Around the corner, idling at a stop sign, I see that Danny has given me two twenties and a ten, and I have to remind myself that my uncle has always been unselfish about money, from diapers to baseball gloves, and dinner once a week for how long? Things must be truly tight for Danny and Amanda now. I wonder if their situation is precarious enough to be undone by something like another vet bill and, if so, what that means if Amanda turns out to be not okay. It must be this, and not the vomit, that led to his decision. But why isn’t he taking care of it himself? Either things are so bad at his office that he can’t skip out for a long lunch, or else he wants to be able to tell his family he doesn’t know what happened, and not be lying.

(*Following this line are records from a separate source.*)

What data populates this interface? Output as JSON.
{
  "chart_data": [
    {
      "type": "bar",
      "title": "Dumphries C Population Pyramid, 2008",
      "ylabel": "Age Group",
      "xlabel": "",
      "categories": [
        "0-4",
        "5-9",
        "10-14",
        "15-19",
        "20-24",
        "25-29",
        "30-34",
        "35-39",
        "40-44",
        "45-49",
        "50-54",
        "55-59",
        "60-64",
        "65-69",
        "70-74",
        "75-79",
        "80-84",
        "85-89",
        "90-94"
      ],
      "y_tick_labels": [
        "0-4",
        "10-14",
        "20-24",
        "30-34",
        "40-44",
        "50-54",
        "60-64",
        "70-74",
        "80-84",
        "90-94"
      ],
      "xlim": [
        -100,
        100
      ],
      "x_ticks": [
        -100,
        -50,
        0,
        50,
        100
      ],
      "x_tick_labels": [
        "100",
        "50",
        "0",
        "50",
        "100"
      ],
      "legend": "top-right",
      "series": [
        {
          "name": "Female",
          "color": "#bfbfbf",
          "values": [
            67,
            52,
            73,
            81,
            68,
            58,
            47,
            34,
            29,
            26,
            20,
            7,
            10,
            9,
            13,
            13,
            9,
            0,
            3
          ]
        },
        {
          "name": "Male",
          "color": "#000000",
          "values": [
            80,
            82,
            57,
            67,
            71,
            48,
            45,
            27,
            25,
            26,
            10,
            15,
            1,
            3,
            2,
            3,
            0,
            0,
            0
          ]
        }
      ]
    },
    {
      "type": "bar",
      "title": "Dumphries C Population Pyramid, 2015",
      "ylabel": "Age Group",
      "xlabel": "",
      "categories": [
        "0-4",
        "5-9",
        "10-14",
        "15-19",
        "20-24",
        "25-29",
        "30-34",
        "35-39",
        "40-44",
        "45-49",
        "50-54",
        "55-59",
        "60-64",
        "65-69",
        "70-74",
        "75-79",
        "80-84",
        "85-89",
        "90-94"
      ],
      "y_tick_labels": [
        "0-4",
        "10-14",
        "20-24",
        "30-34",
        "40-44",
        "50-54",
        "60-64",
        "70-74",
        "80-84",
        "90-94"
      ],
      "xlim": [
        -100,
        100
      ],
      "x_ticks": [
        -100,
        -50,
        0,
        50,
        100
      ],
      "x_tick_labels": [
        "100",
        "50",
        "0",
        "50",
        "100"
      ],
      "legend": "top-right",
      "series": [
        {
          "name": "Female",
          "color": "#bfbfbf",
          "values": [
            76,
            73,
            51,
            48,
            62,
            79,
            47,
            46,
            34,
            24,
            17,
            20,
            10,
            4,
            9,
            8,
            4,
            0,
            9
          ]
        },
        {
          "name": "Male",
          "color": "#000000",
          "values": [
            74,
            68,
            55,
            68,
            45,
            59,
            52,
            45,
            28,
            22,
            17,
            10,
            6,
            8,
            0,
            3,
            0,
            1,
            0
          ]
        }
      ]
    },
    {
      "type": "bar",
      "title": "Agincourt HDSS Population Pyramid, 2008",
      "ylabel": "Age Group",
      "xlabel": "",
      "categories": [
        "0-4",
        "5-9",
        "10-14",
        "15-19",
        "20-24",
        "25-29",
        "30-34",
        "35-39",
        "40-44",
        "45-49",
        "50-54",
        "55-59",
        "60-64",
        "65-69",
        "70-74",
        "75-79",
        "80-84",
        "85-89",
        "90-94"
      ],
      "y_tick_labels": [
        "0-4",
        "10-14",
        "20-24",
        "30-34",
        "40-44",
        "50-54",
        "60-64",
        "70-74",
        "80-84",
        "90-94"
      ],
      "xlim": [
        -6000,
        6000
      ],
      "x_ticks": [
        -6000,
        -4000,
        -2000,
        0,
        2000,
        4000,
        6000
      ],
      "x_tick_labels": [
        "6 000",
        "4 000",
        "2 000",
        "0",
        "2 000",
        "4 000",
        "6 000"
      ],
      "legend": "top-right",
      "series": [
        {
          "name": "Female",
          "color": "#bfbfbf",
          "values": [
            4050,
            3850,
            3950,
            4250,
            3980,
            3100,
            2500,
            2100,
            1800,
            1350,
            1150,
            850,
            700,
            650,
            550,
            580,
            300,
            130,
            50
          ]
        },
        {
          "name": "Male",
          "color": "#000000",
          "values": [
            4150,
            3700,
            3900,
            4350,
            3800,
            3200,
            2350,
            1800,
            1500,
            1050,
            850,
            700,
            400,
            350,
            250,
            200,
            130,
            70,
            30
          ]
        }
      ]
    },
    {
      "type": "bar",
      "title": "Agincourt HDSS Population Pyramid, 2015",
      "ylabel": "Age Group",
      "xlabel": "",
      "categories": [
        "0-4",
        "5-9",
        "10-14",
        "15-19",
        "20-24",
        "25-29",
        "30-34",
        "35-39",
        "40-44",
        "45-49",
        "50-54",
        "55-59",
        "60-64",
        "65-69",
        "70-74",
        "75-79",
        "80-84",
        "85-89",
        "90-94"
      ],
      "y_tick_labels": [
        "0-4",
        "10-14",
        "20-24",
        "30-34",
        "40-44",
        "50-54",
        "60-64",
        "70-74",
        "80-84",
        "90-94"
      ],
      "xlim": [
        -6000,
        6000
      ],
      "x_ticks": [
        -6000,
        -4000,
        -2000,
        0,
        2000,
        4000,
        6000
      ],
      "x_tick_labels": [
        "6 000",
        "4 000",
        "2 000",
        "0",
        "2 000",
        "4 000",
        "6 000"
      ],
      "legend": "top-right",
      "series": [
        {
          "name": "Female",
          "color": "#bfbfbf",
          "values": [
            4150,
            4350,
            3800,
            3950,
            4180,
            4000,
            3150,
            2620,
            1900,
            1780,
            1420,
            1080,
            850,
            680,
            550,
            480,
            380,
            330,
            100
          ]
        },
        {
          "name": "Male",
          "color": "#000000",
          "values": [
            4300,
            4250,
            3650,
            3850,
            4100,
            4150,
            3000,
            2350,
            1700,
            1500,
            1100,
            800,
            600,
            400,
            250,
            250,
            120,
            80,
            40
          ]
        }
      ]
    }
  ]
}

“Man, my uncle is one crazy motherfucker,” I tell Tyler. We’re having beers at McCarren’s because Sara’s working so they’re on the house. “You won’t believe what he’s got me doing.”
Sara’s over at the taps, waiting for a Guinness to settle so she can finish the pour.
I tell him.
“Shit,” he says. “You think you’ll be able to?”
There are some old timers at the far end. Lifers, Sara calls them. Sometimes I laugh hard at this and other times it makes me afraid.
“Hey, business is business.”
“So, what’d he give you?” Tyler asks.
“Four hundred,” I say.
Sara fumbles the keys out of her purse and then sets about negotiating one, the wrong one, into the lock. She tries another and that one works.
“I could use another drink,” she says. She only had a few before closing, and then one while she clea
ned up. I say I’ll have one too and she eyes me, deciding whether to start in on the question of if I need another. I don’t, probably, no, I know I don’t, but if she doesn’t start in—she doesn’t—I will have what I want, which is different from what I need: what a surprise. She gets the vodka out of the freezer and I go for glasses, find some coffee mugs first, decide that these are good enough. Sara cuts hers with some grapefruit juice and we clink but don’t toast anything. We move to the living room, sit in the ambient glow from the kitchen.
“It’s almost not enough anymore,” she says, breaking the silence. Should I ask what “it” is? No, that’s clear enough. She rattles the ice in her mug. “Typical,” she says, meaning my not answering, so I say, “I have to kill my uncle’s cat tomorrow.”
Neither of us is saying what the other wants to hear.
The first time I saw Sara naked we were teenagers. She had small high breasts and I came in my pants when she rubbed against me. Sometimes when we are being cute with each other she reminds me of that, and I remind her that I got another hard-on a few minutes later, which she went to town on, I always say, laughing, and we both laugh, and I tell her she’s still got it and she tells me to prove it to her and then I do. We date and we break up and date, and there have been others, for both of us, sometimes when there shouldn’t have been, but as the years have moved our old friends away, married them off, or put them in their graves, our rediscoveries of each other have lasted longer and longer. Right now, finally, temporarily, again, we are everything to each other.